A true career woman, she achieved fame by becoming the BBC's first female newsreader in 1975. The following year, she shed her straight-laced image by performing a high kicking dance routine on the Morecambe And Wise Christmas Show and she cemented her entertainment role as a Come Dancing presenter.

She has since appeared in programmes as diverse as the Antiques Roadshow and Top Gear, and in February, returned to her journalistic roots to front her own current affairs show on the ITV news channel, on Saturday and Sunday mornings.

Angela says the demands of her various jobs make her stay healthy. "I work for The Holiday Programme - I have to be fit for that. I've just finished a skiing programme in Utah and on Thursday, I'm leaving for South Africa where I'm going to go scuba diving with Great White sharks. I'm going to Japan to do a film cycling around Osaka," she says impressively.

In a bid to inspire others she's written a book, self-descriptively titled Fabulous at Fifty and Beyond. She says that regular exercise plays a huge part in mitigating the effects of ageing. "I do about ten to 15 minutes' worth of yoga stretching every morning and I play tennis, swim and power walk as much as I can. Weight bearing exercise - things like running, cycling, playing tennis and walking - is good for your bones. One of the reasons women have hot flushes is because the natural thermostat of the body stops working. Exercise makes you hot - that means your body thermostat has to work. You release endorphins which make you feel good and if you have a hot flush and you're in a good mood, you're not going to worry about it too much," says Angela.

Having danced throughout her childhood, studying classical ballet until she was 17, she was brought up being active. Born in Plymouth, her late father, from Esh Winning, near Durham, walked for hours on Dartmoor right into old age, acting as a great role model for the presenter. "I think it's in the genes," she says.

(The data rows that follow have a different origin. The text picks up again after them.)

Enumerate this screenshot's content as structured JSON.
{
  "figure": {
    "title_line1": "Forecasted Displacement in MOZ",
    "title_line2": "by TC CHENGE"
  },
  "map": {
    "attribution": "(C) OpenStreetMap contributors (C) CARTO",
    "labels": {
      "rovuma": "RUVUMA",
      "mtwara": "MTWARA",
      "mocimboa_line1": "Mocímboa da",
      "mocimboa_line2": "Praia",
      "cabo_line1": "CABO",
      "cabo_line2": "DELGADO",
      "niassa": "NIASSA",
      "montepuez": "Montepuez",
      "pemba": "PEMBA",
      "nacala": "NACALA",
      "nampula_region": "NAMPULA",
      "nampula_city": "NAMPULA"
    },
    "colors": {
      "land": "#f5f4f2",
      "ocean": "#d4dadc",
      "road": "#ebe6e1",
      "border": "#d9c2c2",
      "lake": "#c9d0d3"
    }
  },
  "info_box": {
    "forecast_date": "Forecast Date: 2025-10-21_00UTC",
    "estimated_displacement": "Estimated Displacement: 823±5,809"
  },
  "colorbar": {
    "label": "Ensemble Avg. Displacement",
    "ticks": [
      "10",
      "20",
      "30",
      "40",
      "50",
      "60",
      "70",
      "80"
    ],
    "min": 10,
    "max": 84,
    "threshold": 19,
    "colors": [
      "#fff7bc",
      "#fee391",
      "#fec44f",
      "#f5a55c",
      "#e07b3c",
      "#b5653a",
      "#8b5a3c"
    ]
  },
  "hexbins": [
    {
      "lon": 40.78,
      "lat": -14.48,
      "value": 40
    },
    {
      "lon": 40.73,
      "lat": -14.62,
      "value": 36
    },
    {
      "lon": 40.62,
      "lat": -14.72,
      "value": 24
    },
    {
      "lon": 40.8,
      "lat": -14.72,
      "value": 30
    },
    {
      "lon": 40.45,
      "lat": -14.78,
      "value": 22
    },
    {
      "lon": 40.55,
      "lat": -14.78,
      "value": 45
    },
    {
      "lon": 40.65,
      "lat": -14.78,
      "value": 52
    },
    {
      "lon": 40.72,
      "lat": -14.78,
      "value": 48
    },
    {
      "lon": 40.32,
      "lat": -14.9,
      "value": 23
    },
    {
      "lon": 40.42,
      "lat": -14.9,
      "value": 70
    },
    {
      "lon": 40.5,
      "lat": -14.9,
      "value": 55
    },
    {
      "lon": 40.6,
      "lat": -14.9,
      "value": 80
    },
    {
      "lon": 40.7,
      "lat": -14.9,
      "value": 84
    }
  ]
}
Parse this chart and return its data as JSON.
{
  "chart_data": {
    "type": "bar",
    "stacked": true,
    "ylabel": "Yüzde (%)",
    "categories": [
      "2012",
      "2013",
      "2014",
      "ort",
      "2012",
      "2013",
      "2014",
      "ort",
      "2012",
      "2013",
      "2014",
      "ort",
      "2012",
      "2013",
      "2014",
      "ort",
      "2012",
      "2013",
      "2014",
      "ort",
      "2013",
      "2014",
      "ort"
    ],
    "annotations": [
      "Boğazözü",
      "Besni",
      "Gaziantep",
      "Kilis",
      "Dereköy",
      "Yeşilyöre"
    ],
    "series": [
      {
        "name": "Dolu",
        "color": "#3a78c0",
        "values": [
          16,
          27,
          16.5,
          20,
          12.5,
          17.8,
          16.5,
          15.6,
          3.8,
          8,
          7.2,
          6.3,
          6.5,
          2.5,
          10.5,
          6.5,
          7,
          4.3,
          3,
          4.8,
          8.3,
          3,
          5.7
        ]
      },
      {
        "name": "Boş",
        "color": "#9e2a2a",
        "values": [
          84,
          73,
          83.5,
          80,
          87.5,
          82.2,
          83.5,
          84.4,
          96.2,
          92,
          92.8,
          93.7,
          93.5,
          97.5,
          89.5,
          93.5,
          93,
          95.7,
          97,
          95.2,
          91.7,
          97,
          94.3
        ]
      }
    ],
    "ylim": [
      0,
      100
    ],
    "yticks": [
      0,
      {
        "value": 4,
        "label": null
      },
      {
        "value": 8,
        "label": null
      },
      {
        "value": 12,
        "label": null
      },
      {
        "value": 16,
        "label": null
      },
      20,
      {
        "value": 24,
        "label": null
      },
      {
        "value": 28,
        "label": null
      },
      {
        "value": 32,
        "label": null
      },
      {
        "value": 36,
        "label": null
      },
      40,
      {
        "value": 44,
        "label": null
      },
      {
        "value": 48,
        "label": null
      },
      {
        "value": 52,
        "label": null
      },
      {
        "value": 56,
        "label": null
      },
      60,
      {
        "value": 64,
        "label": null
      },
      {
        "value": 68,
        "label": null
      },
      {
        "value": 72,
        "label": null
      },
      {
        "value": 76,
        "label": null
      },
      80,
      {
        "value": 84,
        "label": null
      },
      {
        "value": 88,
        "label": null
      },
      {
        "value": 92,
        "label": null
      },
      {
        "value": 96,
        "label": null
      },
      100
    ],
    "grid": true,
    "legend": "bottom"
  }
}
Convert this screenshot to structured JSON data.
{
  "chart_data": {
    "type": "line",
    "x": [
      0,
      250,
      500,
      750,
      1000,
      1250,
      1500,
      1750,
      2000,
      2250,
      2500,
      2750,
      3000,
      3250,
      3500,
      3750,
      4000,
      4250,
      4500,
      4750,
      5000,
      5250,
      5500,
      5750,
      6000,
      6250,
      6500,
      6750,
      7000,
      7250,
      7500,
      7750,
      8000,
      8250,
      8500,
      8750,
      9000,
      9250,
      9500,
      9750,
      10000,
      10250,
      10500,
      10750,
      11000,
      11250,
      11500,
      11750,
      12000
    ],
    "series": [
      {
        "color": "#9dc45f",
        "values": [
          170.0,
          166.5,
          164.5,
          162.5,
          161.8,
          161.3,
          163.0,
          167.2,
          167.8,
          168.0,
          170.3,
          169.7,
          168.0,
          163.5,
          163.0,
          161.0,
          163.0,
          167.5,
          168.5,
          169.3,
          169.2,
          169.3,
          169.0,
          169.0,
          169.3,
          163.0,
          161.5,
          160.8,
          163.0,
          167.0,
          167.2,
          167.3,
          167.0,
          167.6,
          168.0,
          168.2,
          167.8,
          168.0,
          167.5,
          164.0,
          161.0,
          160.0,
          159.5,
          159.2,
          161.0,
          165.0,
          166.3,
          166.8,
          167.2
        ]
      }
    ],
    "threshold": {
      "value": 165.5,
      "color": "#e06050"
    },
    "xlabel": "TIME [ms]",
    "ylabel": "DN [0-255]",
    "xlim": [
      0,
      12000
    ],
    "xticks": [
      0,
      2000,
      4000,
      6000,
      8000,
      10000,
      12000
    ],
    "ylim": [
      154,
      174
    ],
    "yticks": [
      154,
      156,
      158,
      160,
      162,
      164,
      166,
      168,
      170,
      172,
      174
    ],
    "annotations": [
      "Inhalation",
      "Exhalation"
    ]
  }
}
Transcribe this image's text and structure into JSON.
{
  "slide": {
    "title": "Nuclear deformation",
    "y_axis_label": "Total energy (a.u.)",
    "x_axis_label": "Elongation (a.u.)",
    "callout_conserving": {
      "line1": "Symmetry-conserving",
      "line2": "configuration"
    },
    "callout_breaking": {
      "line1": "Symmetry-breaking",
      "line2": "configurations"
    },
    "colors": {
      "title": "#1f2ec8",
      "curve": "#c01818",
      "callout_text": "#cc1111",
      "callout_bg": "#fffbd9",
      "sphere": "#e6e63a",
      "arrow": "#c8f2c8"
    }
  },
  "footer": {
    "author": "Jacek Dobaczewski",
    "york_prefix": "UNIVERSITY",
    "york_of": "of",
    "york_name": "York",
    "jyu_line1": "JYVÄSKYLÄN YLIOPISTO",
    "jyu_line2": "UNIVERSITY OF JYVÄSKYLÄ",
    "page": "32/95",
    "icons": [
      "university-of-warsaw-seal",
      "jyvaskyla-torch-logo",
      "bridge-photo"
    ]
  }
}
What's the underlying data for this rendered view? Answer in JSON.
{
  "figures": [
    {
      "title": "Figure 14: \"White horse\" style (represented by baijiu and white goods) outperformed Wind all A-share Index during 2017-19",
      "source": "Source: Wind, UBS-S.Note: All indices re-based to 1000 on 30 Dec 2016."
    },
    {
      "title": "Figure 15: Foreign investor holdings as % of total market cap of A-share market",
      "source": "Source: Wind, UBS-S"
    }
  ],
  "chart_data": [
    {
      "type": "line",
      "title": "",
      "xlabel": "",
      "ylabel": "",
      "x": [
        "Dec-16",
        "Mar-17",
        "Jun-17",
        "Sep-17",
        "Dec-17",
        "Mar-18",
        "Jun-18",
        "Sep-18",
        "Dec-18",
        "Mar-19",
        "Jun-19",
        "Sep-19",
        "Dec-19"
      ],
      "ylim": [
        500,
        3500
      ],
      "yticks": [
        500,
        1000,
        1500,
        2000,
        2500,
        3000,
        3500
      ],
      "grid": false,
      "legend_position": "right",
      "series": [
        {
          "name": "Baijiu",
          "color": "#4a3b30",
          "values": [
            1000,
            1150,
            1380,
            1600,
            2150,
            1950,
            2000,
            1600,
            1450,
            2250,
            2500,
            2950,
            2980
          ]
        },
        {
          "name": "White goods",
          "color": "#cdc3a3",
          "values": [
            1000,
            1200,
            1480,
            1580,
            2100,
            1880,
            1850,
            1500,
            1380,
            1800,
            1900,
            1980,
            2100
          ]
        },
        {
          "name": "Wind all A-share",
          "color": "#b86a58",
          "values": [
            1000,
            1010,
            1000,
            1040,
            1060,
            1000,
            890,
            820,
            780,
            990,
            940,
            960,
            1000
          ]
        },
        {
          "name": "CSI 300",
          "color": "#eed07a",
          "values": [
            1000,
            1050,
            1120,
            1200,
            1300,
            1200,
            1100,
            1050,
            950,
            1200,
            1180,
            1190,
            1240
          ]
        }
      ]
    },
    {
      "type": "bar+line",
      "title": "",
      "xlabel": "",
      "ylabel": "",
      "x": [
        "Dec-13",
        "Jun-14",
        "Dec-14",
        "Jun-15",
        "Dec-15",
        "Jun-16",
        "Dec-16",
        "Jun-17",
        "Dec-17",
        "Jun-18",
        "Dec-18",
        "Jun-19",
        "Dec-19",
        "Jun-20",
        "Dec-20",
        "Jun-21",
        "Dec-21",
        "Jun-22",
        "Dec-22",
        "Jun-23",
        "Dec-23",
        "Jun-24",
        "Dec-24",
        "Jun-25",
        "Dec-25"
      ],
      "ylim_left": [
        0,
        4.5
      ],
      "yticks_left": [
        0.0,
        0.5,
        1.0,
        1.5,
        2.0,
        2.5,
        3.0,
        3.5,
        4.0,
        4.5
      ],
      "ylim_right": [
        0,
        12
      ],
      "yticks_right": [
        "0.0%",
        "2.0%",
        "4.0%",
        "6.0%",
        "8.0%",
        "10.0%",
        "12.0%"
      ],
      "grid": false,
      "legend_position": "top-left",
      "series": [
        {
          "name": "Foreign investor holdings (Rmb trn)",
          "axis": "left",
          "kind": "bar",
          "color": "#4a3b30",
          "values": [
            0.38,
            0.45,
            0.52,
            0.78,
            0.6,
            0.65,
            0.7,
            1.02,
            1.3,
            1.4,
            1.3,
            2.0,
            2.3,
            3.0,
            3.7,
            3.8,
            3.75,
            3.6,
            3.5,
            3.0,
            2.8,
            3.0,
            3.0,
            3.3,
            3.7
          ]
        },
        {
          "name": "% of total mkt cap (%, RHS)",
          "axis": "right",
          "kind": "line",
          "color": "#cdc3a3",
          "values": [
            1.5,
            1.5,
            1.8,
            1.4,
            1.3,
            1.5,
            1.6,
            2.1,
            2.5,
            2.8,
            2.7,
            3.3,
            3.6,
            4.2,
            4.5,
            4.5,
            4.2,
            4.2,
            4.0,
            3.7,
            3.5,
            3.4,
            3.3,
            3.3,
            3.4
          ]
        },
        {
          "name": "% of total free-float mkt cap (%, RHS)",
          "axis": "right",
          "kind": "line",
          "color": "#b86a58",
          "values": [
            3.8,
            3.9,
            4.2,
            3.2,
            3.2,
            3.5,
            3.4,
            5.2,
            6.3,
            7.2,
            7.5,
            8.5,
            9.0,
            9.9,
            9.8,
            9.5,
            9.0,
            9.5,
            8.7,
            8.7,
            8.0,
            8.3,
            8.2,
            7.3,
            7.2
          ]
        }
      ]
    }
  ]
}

Although a bout of food poisoning several years ago has left her lactose intolerant, meaning she can't drink milk or eat dairy products, she says this doesn't really affect her. "I have soya milk and soya yoghurts and everybody says dairy products aren't good for you anyway," she says dismissively. She's also barred from drinking red wine, but says mischievously that this doesn't rule out champagne or white wine.

Her love of dancing has endured - she is currently vice president of English National Ballet, a company with which she has a long association - and she has even made a video; a sort of beginners' guide to ballroom dancing, due for release next month.

So what did a purist like her make of the latest incarnation of Come Dancing, the celebrity-focused Strictly Come Dancing? "I thought it was great fun - a great programme idea. It was lovely that Natasha won," she says, alluding to her fellow BBC newsreader Natasha Kaplinski.

"I thought Lesley (Garrett) was just terrific by the end and young Christopher (EastEnders' Christopher Parker) similarly. I thought that those two proved the point of the programme, which was that anyone can dance."

It's a fair bet that there'll be dancing involved in Angela's 60th birthday celebrations, in four weeks. Far from shying away from the milestone, she's throwing a big party. "I'm actually flying back from Katmandu, so I'm having the party the next day," she says, suddenly sounding very showbiz.

Yet she's refreshingly honest about ageing, accepting that there are some things she can't control.

"Obviously as you get older things wear out and drop off. I've got cellulite like everyone else and look at my tummy sometimes and think, 'I wish it was a bit flatter'. But one of the pleasures of getting older is being comfortable with yourself and I'm comfortable with myself," says Angela.